In 2015, the Paris Agreement marked a watershed moment in global efforts to combat climate change. Ratified by 196 parties at COP 21, it aimed to address the urgent need for action on reducing greenhouse gas emissions. Nations began submitting their Nationally Determined Contributions (NDCs), outlining their individual plans to mitigate emissions. Simultaneously, non-state entities such as corporations, businesses, organizations, and even individuals stepped up to the challenge, declaring carbon neutrality and NetZero targets. This movement was driven not only by a sense of responsibility but also by the growing demand from investors and consumers for environmentally sustainable practices.
One of the key features of the Paris Agreement, Article 6, envisioned a global carbon market to facilitate voluntary cooperation between nations in reducing emissions. This led to the rapid growth of carbon markets, providing incentives for emission reductions and fostering international collaboration. However, despite this momentum, the juggernaut faced brakes in early 2022, when various geopolitical factors along with operational issues, brought difficult times to the carbon markets, especially voluntary market.
Now, the industry has shown resilience and is bouncing back. Several studies have projected a strong resurgence in carbon credit prices, indicating renewed investor confidence and commitment to climate action. Despite setbacks, the Paris Agreement continues to serve as a cornerstone for global climate efforts, driving momentum for a low-carbon yet robust global economy via carbon credits.
Sunny Skies and Favourable Winds Ahead
A recently published report by Trove Research brings about great news for the markets. The report published estimates of the prices for tradable carbon credits under Article 6 of the Paris Agreement.
If the market operates efficiently, Article 6 prices may fall within the range of $36 to $45 per tonne of CO2 equivalent in 2030, increasing to $43 to $54 per tonne by 2035, as per the report.
Companies are looking forward to continue making their climate-related commitments. Approximately 9,500 companies have set climate targets. While the number of issued credits slumped in 2023, and the annual credit demand flat, as compared to the peak of 2021, they were still higher than 2020.
With the pace of surplus carbon credits growth slowing, especially for nature-based credits, the demands being steady will result in better pricing. The report also showed an encouraging trend showing that despite a grim year, prices of carbon credits with integrity ratings reflect better.
Carbon credits are eventually finding their footing amid policy discussions.
The market’s trajectory in 2024 holds significant importance for its future, particularly regarding the trust placed in carbon credits. According to BloombergNEF’s Long-Term Carbon Offsets Outlook 2024, rebuilding confidence may incentivize companies to procure billions of carbon credits each year.
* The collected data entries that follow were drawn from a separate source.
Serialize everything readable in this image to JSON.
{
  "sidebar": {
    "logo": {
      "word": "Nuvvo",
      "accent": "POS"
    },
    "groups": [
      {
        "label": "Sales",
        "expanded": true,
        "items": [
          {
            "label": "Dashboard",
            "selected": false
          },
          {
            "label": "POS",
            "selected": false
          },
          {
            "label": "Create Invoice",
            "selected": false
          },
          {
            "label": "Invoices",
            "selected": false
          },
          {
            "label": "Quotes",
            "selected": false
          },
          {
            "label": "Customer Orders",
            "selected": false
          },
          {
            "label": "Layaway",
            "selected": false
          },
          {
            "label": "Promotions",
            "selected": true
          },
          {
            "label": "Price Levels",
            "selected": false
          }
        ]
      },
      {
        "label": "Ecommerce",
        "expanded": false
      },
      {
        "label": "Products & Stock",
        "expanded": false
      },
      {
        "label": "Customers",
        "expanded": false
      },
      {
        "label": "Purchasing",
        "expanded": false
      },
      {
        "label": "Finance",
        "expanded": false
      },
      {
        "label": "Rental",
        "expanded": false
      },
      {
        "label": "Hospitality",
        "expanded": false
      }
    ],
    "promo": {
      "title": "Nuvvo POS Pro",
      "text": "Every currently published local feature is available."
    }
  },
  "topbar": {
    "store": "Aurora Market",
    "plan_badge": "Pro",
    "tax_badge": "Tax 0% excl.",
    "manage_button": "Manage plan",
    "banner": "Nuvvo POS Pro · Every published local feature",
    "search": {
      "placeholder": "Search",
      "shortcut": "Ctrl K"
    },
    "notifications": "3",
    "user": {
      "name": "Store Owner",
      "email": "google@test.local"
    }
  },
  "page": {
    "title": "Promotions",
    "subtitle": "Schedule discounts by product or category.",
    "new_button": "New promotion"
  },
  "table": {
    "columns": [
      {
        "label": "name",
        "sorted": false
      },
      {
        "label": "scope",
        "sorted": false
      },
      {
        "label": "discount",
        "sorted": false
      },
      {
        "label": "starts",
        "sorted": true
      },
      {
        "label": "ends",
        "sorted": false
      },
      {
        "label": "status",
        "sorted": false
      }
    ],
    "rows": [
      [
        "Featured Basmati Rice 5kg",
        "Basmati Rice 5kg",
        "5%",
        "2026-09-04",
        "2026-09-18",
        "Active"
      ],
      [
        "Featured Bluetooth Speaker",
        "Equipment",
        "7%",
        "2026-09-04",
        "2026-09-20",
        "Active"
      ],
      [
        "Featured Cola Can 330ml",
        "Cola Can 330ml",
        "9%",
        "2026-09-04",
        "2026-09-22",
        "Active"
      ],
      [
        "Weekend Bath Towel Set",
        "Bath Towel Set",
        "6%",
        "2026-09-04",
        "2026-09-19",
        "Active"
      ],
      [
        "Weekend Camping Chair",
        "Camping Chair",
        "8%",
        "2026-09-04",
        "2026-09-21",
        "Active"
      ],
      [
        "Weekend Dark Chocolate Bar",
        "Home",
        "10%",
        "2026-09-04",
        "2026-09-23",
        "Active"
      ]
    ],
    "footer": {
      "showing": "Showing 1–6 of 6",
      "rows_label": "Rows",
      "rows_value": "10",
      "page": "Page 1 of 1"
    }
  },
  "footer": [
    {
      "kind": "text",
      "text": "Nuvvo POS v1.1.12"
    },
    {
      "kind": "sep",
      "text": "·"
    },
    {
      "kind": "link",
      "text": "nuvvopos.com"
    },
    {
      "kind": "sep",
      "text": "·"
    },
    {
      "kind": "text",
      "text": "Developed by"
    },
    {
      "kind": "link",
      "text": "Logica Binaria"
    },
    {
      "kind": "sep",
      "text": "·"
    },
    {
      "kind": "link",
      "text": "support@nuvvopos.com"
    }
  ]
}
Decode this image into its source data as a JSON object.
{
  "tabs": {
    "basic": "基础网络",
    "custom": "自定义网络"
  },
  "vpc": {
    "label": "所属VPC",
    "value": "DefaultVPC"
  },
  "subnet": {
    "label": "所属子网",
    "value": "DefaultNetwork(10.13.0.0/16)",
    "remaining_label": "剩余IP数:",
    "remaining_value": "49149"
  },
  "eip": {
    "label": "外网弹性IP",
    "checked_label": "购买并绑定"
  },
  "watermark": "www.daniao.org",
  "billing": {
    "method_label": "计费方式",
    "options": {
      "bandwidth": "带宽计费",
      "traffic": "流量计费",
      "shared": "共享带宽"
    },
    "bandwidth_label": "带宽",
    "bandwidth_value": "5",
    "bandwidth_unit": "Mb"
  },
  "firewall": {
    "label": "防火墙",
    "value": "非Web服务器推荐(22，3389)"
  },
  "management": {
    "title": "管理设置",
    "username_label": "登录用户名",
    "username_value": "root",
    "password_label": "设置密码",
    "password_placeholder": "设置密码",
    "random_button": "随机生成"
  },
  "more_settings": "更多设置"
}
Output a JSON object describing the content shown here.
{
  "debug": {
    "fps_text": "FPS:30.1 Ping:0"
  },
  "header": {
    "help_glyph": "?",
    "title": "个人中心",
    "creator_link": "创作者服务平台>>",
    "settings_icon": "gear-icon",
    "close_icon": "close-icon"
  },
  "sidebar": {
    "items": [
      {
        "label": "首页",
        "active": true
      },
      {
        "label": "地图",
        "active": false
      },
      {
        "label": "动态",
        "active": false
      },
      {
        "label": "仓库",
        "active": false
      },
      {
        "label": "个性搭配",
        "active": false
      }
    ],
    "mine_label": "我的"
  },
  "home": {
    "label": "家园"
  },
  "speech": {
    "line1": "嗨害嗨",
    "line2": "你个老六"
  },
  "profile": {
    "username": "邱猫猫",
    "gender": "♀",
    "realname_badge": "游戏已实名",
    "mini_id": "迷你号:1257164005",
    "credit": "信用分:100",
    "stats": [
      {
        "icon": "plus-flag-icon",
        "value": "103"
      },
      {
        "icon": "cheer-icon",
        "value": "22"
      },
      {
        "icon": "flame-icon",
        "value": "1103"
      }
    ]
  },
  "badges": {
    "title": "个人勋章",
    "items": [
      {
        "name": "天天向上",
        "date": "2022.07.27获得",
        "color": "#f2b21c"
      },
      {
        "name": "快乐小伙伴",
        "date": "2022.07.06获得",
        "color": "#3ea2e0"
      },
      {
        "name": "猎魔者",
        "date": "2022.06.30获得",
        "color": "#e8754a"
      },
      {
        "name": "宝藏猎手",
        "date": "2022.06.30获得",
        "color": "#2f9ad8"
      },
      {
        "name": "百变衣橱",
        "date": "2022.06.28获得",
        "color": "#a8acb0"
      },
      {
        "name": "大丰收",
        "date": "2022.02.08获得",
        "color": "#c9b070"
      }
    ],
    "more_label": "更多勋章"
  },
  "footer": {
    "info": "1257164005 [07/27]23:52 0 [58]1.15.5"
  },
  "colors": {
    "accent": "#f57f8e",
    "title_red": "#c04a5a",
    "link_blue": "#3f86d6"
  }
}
This could potentially push prices up to $238 per ton and propel the market’s annual value to exceed $1.1 trillion by 2050.
As per another report by Statista, carbon prices within various emissions trading systems globally are anticipated to rise between 2026 and 2030, compared to the period from 2022 to 2026. A survey conducted among members of the International Emissions Trading Association suggests that the average carbon price within the EU Emissions Trading System (EU ETS) is expected to increase from approximately 84.4 euros per metric ton of CO₂ between 2022 and 2025 to nearly 100 euros per metric ton of CO₂ between 2026 and 2030.
These reports are only few of many that have posed similar projections indicating the worst for VCM is over.
Weathering the Storm
The industry started facing challenges right with the onset of 2022. Geopolitical tensions, such as the Russia-Ukraine war and Israel-Palestine conflict, which further worsen with Iran escalating the military actions. This has disrupted energy markets and impacted the demand for carbon credits, particularly in the European Union, the largest consumer of Verified Carbon Market (VCM) credits.
Concerns over the quality and credibility of carbon credits arose with the emergence of Carbon Credits Rating Agencies. This created confusion and undermined confidence in the market. Additionally, criticism from the Western media and academic institutions regarding greenwashing practices further dampened spirits.
However, with the relentless efforts of environmentalists and the industry leaders, the industry withstood the difficult times. While geopolitical issues were out of the actionable scope for the environmentalists, to address concerns over the quality of carbon credits and combat greenwashing practices, several solutions were implemented. The establishment of the International Carbon Credits Verification Mechanism (ICVCM) could ensure rigorous standards and verification processes for carbon credits, enhancing their credibility and reliability. Additionally, the creation of the Voluntary Carbon Market Integrity (VCMI) initiative set industry-wide standards and best practices to promote transparency and accountability.
Interventions from compliance programs at both national and international levels, such as CORSIA and Article 6 of the Paris Agreement, played a crucial role in regulating carbon markets and ensuring adherence to established standards. While the fruits of the actions are yet to be tasted, they have started to show, as predicted in the forecast by these studies. By implementing these measures, stakeholders can foster trust in carbon markets, mitigate concerns over quality, and combat greenwashing practices effectively.